Florian Haller, director de Serviceplan Group, ha lanzado una advertencia que debería hacer temblar los despachos directivos: el marketing ya no es un adorno superficial, sino el motor que gestiona todo el recorrido del cliente. Hoy combina datos, tecnología y creatividad para decidir qué ves, cuándo lo ves y por qué lo compras. El problema es que muchos directivos aún creen que es cosa de hacer anuncios bonitos. Para el ciudadano de a pie, esto significa que cada clic, cada búsqueda y cada like son parte de un engranaje diseñado para influir en sus decisiones. La conclusión es clara: el marketing evolucionó y ahora es el puente entre la empresa y el consumidor.

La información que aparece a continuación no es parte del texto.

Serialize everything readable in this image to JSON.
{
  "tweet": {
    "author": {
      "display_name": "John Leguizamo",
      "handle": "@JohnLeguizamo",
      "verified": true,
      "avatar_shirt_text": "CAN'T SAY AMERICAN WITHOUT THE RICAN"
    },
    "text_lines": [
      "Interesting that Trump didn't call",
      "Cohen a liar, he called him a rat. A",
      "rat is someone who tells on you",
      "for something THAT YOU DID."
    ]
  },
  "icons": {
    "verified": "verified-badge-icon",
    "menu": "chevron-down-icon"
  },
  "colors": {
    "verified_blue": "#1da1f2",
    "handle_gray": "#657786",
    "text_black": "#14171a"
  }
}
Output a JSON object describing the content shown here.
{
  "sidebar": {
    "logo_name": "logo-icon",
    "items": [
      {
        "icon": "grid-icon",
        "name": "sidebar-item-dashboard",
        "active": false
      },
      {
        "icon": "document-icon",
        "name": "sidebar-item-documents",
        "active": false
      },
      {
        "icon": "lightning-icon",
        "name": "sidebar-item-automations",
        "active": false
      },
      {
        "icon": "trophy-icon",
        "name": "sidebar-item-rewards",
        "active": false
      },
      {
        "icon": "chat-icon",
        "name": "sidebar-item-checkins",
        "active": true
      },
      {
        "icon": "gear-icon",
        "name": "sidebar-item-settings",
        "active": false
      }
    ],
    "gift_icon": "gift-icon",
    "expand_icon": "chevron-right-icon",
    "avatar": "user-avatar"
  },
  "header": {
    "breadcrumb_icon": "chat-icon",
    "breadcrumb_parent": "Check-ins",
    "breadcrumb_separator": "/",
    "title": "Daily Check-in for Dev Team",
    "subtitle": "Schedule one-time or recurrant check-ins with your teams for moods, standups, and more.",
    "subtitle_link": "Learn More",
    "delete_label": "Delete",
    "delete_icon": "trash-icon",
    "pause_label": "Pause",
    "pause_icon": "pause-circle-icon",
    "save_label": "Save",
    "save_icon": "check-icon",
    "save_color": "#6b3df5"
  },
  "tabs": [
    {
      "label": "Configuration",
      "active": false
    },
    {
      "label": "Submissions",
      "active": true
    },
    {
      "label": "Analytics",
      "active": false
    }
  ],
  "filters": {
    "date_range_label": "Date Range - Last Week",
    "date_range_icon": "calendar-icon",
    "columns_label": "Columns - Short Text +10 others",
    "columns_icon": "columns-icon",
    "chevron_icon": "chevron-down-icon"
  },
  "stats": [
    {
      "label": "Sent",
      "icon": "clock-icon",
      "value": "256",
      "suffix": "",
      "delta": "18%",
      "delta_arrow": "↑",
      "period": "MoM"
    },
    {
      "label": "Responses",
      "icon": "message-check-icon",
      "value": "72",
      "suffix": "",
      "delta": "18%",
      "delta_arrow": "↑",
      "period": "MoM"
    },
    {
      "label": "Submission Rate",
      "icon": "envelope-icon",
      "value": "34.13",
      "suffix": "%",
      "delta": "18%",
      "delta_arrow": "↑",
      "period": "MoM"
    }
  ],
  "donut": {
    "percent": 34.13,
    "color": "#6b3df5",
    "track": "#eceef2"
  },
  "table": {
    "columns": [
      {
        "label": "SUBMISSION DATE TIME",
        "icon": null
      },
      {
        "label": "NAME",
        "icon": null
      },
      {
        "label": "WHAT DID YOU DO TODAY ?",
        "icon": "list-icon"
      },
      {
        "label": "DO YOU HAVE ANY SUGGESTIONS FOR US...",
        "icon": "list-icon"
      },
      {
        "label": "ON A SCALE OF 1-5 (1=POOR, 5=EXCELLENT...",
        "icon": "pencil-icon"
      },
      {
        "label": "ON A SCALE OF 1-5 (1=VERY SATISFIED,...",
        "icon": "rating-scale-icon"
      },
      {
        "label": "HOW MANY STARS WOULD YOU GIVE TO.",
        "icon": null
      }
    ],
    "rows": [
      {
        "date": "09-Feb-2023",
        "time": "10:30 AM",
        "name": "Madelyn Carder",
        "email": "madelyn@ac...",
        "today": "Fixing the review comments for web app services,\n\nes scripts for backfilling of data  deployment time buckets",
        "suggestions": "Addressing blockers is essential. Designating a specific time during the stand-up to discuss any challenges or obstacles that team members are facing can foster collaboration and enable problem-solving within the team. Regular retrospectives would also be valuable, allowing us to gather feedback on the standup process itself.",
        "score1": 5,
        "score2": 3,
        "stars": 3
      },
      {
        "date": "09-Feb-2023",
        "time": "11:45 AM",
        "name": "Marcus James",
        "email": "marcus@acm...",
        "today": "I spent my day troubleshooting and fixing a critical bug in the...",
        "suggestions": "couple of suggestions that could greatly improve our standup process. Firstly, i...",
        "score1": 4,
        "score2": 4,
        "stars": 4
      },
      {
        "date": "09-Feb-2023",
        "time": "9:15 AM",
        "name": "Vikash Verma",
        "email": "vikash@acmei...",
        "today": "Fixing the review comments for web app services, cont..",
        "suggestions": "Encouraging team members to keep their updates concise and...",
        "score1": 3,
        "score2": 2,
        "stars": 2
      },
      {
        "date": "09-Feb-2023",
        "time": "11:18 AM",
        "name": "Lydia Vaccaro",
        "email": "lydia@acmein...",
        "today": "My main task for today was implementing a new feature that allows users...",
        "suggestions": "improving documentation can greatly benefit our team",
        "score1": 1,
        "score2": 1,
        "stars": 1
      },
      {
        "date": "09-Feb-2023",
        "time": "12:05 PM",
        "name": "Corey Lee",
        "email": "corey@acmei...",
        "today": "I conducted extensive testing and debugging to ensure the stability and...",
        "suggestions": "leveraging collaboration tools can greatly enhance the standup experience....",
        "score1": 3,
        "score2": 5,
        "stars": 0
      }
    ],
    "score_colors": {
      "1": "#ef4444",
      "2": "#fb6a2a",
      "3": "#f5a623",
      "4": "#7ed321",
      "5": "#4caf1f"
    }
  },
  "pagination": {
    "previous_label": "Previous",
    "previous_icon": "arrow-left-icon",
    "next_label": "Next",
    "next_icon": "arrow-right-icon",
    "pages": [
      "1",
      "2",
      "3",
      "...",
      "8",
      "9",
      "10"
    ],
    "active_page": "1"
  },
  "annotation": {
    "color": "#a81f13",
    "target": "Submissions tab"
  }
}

Datos y algoritmos: el nuevo backstage de la persuasión 🧠
Detrás de cualquier campaña actual hay un ecosistema de plataformas de datos (CDP), modelos predictivos y automatización que segmentan audiencias en tiempo real. La tecnología permite rastrear desde una visita a una web hasta una pausa de tres segundos en un vídeo. Con esa información, los sistemas ajustan mensajes, canales y presupuestos al instante. La creatividad ya no es un salto al vacío, sino una variable controlada por indicadores de rendimiento. Esto exige que los equipos de marketing dominen tanto el análisis estadístico como la narrativa. Quien no se adapte a este cruce entre código y storytelling quedará fuera del tablero.
Su jefe aún cree que marketing es hacer el café ☕
Mientras el marketing orquesta una sinfonía de datos, creatividad y tecnología, en muchas empresas el director general sigue preguntando si el logo se ve bien en azul o si el eslogan cabe en una taza. La realidad es que el marketing moderno es más complejo que cuadrar un presupuesto de producción, pero explicárselo a ciertos directivos es como intentar enseñar cálculo cuántico a un perro. Eso sí, cuando las ventas caen, siempre es culpa del departamento de marketing. Menos mal que ellos ya saben cómo medir, segmentar y convencer. Aunque, por si acaso, mejor tener la cafetera lista.